Sherlock Holmes corrió lo más rápido que sus pies cansados le permitían en ese deplorable estado, lamentablemente, supo en seguida que no iría más allá de la siguiente calle, sus energías estaban en el límite de lo inexistente y su sangre salía como un río de su hombro. Esa bala había conseguido herirle más de lo pensado y estaba claro, no podría ir más lejos si no conseguía alguna fuente de alimento.

El problema era que Sherlock nunca se había alimentado directamente de la fuente.

Su hermano, Mycroft, le hubo desde siempre conseguido sangre de algún banco al mismo tiempo en que trataba de convencerlo para superar su asco. Por supuesto que no lo había logrado. Ahora no solo estaba pagando las consecuencias, tanto de su estupidez por dejar a aquel asesino dispararle en su propio terreno, como por, aún dadas las circunstancias, rechazar la idea de alimentarse de cualquier inocente transeúnte. Y por supuesto que su suerte iba a cambiar... pero para mal.

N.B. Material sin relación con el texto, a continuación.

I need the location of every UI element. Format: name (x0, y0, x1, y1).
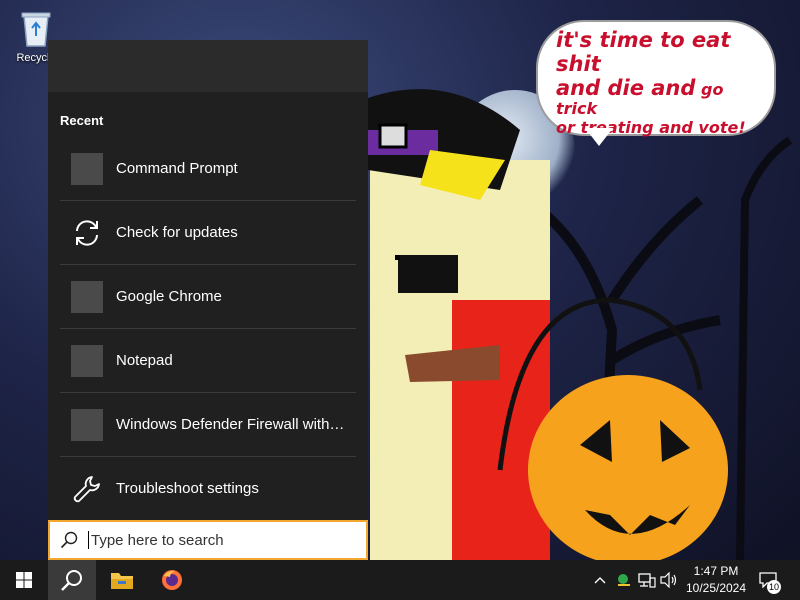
app-placeholder-icon (71, 408, 103, 441)
speech-line-2a: and die and (556, 76, 696, 101)
clock-date: 10/25/2024 (685, 581, 747, 595)
search-panel: Recent Command Prompt Check for updates … (48, 40, 368, 560)
recent-heading: Recent (60, 113, 104, 128)
taskbar-search-button[interactable] (48, 560, 96, 600)
recent-item-command-prompt[interactable]: Command Prompt (60, 137, 356, 201)
notification-count-badge: 10 (767, 580, 781, 594)
recent-item-label: Windows Defender Firewall with ... (116, 416, 346, 433)
search-panel-header (48, 40, 368, 92)
recent-item-windows-defender-firewall[interactable]: Windows Defender Firewall with ... (60, 393, 356, 457)
search-input[interactable] (91, 531, 351, 549)
search-icon (61, 570, 82, 591)
recent-item-label: Command Prompt (116, 160, 238, 177)
start-button[interactable] (0, 560, 48, 600)
chevron-up-icon[interactable] (590, 570, 610, 590)
windows-logo-icon (16, 572, 32, 588)
recent-item-label: Check for updates (116, 224, 238, 241)
clock-time: 1:47 PM (693, 564, 739, 578)
refresh-icon (71, 217, 103, 249)
search-box[interactable] (48, 520, 368, 560)
recent-item-notepad[interactable]: Notepad (60, 329, 356, 393)
network-icon[interactable] (637, 570, 657, 590)
text-caret (88, 531, 89, 549)
taskbar-clock[interactable]: 1:47 PM 10/25/2024 (680, 563, 752, 597)
recent-item-google-chrome[interactable]: Google Chrome (60, 265, 356, 329)
recent-item-label: Google Chrome (116, 288, 222, 305)
recent-item-label: Troubleshoot settings (116, 480, 259, 497)
wrench-icon (71, 473, 103, 505)
speech-bubble-tail (585, 128, 613, 146)
recent-item-troubleshoot-settings[interactable]: Troubleshoot settings (60, 457, 356, 520)
recent-item-check-for-updates[interactable]: Check for updates (60, 201, 356, 265)
volume-icon[interactable] (659, 570, 679, 590)
app-placeholder-icon (71, 280, 103, 313)
app-placeholder-icon (71, 152, 103, 185)
speech-line-1: it's time to eat shit (556, 28, 731, 77)
taskbar: 1:47 PM 10/25/2024 10 (0, 560, 800, 600)
recent-item-label: Notepad (116, 352, 173, 369)
recent-list: Command Prompt Check for updates Google … (60, 137, 356, 520)
app-placeholder-icon (71, 344, 103, 377)
folder-icon (111, 573, 133, 589)
speech-bubble: it's time to eat shit and die and go tri… (536, 20, 776, 137)
network-security-icon[interactable] (614, 570, 634, 590)
firefox-icon (162, 570, 182, 590)
file-explorer-button[interactable] (98, 560, 146, 600)
search-icon (60, 531, 78, 549)
firefox-button[interactable] (148, 560, 196, 600)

La madrugada estaba a solo media hora de convertirse en amanecer. Sherlock no tenía la energía suficiente como para aparecerse en su departamento y con cada segundo que pasaba ahí, recostado sobre la pared de un mugriento callejón, la pérdida de sangre se hacía más y más grande. Al bajar su mirada y descubrir el pequeño lago rojizo a sus pies supo de inmediato que su hora había llegado; o moría o conseguía un humano y enfrentaba su asco. Desde luego, ambas opciones le resultaban un insulto.

¿Cómo es que había llegado él, un prodigioso detective consultor, a ser sorprendido por uno de los más predecibles asesinos en serie con el que se había topado? No solo eso, ¿cómo es que Sherlock Holmes, descendiente de una de las estilpes más poderosas de vampiros, encontraría su final en ese callejonsete asqueroso? Las probabilidades de que eso pasara en algún punto de su casi inmortal vida eran de una en trillones. Más, aun así, ahí estaba. Casi moribundo, hambriento, con una bala en el hombro, y el día a punto de brillar y golear de lleno sobre su piel.

Casi podría reírse de sí mismo, lo haría de hecho si tuviera las fuerzas necesarias.

Sherlock se tocó el bolsillo de su saco, pensando en llamar a su hermano, pues no solo estaba en un problema más, sino que este podría ser el último. A pesar de eso, no merecía la pena vivir con Mycroft recalcandole en la cara, todo el tiempo, lo estúpido que había sido. Preferiría morir.

—¡Por dios! ¿Se encuentra usted bien? —Sherlock ya veía borroso, sus pies apenas le sostenían y sin embargo, tenía tantos deseos de decirle idiota al humano frente a él. El hombre se le acercó rápidamente, tomó a Sherlock por el hombro sano haciéndole sentarse a un lado del charco de sangre—. Llamaré a una ambulancia, resista —dijo el hombre. Sherlock solo podía ver una mancha borrosa moviéndose, cuando el humano se inclinó sobre él, presionando su herida, no pudo evitar un grito de dolor. Sin embargo, tenía aun fuerza suficiente para hablar.